3. OUT OF POSSESSION AND THE TEAM UNSET
The importance of covering the attack cannot be stressed enough. Pushing too many players forward in search of a goal can be very risky as there is vulnerability about your shape immediately you lose the ball. It is vital that players are aware of where a counter attack is likely to initiate from and fill that area as quickly as possible. In the main, regardless of where the ball is lost a counter attack will be most successful if it is allowed to emanate from the central area in front of your defense. The first 6 seconds after losing the ball are the most dangerous for your team and the importance of gaining your compact defensive shape behind the ball as quickly as possible is paramount. Steps should be taken to identify the fulcrums of the counter attack and mark them tightly even when you are attacking, and also have a focus on slowing the game down immediately on losing the ball. Actions such as filling the central area in front of the defense with at least 2 players will encourage the opposition play wide to the flanks which you will then find easier to slow down the attack, have the nearest man to the ball press aggressively immediately the ball is lost to force the ball backwards, again slowing it down and also if this aggressive press leads to a foul then again the game is slowed down for the restart enabling you to get back to your compact defensive shape as a unit.

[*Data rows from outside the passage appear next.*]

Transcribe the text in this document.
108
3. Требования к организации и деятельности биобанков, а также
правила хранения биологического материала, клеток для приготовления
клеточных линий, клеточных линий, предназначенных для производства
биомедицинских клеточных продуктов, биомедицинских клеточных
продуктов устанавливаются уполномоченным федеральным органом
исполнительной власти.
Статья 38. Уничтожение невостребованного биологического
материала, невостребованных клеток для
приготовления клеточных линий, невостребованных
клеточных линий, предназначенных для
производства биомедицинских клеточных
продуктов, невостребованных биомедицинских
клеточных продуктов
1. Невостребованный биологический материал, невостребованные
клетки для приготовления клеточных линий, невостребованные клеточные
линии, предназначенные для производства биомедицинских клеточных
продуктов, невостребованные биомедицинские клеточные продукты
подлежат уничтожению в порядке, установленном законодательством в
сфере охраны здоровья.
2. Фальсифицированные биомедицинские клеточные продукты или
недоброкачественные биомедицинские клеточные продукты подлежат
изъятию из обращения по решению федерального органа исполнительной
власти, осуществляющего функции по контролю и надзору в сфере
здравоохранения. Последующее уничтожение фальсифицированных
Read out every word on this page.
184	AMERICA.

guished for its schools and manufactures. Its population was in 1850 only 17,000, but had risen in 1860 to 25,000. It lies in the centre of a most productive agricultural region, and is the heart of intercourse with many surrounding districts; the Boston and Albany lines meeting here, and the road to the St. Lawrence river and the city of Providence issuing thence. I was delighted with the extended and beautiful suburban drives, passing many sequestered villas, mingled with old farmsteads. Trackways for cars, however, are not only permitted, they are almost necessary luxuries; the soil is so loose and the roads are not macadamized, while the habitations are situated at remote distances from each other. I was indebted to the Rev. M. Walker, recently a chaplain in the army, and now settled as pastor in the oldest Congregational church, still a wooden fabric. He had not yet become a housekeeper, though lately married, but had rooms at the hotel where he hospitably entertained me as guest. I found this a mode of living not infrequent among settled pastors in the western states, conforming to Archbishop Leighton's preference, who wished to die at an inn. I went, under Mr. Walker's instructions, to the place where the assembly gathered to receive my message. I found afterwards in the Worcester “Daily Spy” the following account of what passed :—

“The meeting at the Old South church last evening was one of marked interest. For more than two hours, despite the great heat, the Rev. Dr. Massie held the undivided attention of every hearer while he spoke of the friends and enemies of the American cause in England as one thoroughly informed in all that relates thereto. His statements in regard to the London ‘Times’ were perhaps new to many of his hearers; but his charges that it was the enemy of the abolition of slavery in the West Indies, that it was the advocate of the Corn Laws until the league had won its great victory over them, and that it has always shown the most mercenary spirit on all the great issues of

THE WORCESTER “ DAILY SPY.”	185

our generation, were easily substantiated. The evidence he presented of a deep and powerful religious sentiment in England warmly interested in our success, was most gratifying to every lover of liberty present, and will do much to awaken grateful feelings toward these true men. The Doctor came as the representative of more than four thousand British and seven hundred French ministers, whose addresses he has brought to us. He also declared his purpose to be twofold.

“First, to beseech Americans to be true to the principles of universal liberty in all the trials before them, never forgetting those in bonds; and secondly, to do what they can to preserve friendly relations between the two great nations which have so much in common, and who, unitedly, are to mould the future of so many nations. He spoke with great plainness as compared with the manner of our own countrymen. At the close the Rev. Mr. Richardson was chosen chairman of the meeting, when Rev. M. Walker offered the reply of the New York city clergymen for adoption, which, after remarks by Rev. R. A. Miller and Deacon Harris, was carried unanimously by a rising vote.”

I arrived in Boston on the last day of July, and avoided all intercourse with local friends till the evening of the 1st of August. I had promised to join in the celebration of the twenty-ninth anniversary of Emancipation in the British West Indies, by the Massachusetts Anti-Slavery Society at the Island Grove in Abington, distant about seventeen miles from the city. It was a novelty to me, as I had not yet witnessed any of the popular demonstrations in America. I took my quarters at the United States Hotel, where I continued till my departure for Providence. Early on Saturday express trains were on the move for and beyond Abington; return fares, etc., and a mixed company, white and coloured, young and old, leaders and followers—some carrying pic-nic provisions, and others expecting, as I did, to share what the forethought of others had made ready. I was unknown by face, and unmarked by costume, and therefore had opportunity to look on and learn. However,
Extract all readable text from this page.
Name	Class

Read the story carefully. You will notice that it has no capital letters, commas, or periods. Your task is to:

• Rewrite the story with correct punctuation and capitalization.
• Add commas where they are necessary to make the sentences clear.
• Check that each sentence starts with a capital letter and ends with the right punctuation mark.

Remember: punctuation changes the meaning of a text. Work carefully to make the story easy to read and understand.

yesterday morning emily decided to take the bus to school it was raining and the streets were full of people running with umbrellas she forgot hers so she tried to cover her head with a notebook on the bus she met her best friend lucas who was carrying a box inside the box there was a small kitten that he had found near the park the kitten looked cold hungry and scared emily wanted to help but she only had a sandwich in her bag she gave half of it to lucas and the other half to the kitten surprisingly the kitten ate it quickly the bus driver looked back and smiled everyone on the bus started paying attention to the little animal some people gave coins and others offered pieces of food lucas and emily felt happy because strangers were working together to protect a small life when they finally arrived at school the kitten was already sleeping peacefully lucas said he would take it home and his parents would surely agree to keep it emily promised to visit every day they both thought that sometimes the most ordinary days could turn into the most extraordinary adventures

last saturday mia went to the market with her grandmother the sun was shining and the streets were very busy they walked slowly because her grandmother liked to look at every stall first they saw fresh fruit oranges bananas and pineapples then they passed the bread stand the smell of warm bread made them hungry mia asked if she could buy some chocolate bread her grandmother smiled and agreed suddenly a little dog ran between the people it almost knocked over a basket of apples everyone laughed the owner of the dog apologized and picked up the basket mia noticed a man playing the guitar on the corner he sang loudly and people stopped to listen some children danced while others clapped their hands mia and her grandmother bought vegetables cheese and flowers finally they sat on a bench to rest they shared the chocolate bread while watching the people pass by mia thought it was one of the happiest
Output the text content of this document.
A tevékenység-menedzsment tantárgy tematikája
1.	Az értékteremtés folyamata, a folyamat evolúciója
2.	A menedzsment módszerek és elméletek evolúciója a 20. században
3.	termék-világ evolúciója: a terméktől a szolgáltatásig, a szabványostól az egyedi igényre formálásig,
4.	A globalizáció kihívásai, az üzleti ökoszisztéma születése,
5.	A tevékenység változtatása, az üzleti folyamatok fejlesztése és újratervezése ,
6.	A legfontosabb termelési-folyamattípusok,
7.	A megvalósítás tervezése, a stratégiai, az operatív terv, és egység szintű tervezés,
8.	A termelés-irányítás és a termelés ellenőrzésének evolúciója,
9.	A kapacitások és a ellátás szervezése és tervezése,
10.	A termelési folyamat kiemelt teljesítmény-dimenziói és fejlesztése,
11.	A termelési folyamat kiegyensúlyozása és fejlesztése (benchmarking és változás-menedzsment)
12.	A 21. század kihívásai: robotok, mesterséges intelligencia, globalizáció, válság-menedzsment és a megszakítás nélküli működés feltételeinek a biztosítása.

4. OUT OF POSSESSION AND THE TEAM SET
Whatever your defensive principles this is the situation when you should be at your most resolute and difficult to break down. Forcing the opposition to play in a way that you want them to play should be addressed and having your transition players in ½ & ½ positions ready to counter when you win it…..
5. SET PIECES
Quite simply set pieces are responsible for over 1/3rd of all goals scored. Set Pieces need to be worked on religiously during training in order to be successful with them. The 2 key areas of offensive set pieces are delivery and attitude to be on the end of the delivery. Whatever the practiced set piece is, the delivery must be constant into the target area and the players must be well drilled to attack that area and do so with conviction and belief. Defending set pieces requires organisation and a commitment to get the first touch on the ball coming in as this is a fundamental objective in reducing the amount of goals conceded.
When devising the way you want your team to play, using the 5 pillars as the foundation of what you are trying to achieve will help a great deal in making your team a successful one. The complexity of all the different aspects and tactics involved within those pillars is for you to determine and organise but a constant reference to them is essential.